8. Mental illness and “Awkward” Social skills are common!

Sadly - because of the nature of prison life - folks are disconnected from the rest of the world and often have very little support from the outside. They may be socially awkward from the institutionalization experience. There is also an incredibly high incidence of mental illness in prisons and jails with more than 70% of prisoners on some kind of mental health medication, so keep in mind that inappropriate behavior can be a result of all of the above. Gently correct and move on.

9. Prisons no longer provide any kind of “free” items for indigent (very poor) prisoners.

It is not uncommon for a prisoner to leave prison or jail with a “balance owed”. This balance is held over and if a prisoner returns to jail or prison, this balance will be reinstated on their newest prison account.
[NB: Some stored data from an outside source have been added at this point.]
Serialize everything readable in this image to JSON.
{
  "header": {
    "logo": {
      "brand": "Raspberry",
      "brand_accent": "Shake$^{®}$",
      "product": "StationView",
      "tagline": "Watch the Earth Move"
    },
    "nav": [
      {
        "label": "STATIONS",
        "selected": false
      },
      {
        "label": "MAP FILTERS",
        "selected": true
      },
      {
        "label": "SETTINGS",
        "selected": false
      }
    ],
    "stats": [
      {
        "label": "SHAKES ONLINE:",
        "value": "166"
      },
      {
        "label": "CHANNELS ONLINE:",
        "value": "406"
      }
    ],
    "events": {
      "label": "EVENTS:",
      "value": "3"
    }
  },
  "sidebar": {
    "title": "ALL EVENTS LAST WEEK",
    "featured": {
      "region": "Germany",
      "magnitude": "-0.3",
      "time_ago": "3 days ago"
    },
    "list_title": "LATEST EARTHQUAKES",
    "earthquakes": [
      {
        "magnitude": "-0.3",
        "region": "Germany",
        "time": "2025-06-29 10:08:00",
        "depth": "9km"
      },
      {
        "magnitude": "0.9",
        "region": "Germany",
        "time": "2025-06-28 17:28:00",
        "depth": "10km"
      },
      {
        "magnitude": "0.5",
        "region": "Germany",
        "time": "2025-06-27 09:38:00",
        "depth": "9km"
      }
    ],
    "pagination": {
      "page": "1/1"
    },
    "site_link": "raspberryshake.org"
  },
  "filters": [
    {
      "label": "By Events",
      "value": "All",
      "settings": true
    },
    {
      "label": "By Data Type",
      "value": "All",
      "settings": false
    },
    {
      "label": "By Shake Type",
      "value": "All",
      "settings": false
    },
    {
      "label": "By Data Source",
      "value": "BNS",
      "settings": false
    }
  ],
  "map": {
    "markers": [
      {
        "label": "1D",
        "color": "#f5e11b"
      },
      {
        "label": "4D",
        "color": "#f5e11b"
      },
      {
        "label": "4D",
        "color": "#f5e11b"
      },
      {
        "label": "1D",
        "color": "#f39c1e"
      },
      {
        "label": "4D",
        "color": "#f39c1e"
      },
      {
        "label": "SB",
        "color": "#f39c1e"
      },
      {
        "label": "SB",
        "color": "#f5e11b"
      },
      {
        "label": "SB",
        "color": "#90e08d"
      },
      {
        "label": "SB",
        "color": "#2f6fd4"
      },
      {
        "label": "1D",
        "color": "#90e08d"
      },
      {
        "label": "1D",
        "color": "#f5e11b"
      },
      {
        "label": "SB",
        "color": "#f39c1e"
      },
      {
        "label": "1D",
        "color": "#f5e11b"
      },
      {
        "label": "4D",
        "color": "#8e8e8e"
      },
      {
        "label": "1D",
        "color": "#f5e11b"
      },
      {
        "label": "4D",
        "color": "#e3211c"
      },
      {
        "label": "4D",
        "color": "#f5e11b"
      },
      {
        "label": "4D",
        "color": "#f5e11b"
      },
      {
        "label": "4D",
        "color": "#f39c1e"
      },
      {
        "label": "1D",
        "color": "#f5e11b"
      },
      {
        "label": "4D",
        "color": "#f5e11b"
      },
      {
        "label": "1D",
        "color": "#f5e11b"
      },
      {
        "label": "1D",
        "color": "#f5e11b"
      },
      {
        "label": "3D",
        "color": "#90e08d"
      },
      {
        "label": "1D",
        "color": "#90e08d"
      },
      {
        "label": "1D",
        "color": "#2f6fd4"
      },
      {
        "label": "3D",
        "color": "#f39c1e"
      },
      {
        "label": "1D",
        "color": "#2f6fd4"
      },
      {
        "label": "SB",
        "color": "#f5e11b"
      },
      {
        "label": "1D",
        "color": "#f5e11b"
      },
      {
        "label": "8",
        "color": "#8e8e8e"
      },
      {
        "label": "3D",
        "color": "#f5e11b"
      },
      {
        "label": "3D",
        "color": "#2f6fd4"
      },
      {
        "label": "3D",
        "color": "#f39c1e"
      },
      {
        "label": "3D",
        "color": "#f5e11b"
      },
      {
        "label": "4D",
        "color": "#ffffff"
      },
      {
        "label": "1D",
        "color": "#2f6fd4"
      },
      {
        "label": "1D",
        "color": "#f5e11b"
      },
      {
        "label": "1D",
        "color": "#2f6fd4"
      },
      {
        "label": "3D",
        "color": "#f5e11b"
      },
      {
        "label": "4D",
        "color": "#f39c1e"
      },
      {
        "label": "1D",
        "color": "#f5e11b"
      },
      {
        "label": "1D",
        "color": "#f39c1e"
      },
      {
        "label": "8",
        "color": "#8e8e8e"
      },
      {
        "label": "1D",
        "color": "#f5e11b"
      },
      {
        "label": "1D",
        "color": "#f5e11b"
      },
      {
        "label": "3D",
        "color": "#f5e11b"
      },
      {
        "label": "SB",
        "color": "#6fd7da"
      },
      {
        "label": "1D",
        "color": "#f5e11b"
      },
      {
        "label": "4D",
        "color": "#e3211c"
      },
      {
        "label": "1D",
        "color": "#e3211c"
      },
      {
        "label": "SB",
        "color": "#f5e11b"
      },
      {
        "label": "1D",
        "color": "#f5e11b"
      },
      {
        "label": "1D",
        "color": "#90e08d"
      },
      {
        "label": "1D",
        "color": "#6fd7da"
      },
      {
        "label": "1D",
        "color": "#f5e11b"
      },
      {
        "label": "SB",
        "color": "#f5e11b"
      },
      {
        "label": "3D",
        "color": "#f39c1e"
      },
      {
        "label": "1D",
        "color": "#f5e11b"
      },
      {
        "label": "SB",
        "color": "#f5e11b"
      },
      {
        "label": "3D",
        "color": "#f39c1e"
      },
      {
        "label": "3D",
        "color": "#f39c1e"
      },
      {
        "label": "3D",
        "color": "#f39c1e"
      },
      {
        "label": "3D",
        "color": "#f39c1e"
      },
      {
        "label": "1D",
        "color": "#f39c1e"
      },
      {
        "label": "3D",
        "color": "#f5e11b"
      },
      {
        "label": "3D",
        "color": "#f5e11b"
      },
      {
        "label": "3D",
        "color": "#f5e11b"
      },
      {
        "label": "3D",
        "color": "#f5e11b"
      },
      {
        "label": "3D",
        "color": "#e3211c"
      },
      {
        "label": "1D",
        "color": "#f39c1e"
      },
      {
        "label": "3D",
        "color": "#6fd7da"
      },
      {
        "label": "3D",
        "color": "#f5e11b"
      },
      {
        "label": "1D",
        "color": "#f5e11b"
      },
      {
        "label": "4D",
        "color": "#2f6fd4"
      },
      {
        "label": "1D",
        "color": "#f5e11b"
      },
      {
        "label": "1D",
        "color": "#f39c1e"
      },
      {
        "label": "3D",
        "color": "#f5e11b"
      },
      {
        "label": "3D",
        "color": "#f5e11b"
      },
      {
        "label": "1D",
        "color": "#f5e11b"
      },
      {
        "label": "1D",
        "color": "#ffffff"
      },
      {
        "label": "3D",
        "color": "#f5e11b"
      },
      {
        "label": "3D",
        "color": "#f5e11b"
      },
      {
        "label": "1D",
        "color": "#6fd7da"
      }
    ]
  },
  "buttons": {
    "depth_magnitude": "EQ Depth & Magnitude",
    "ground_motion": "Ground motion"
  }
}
Common charges are for medical care, including vital medications.

10. Be aware that Pen Pal programs are a “hustle” in prison

We constantly tell our inside pen pals that we do NOT arrange romantic pen pals, but they have been known to continue to try and then pressure you to send them money for commissary or some other "urgent" need: especially if you are a member of the opposite sex. Please only do what you feel comfortable doing and know there is no obligation to send money or items on their Amazon Wishlist. If they ask for something specific that you do not know how to respond to - suggest they write to SWOP Behind Bars at to make their request.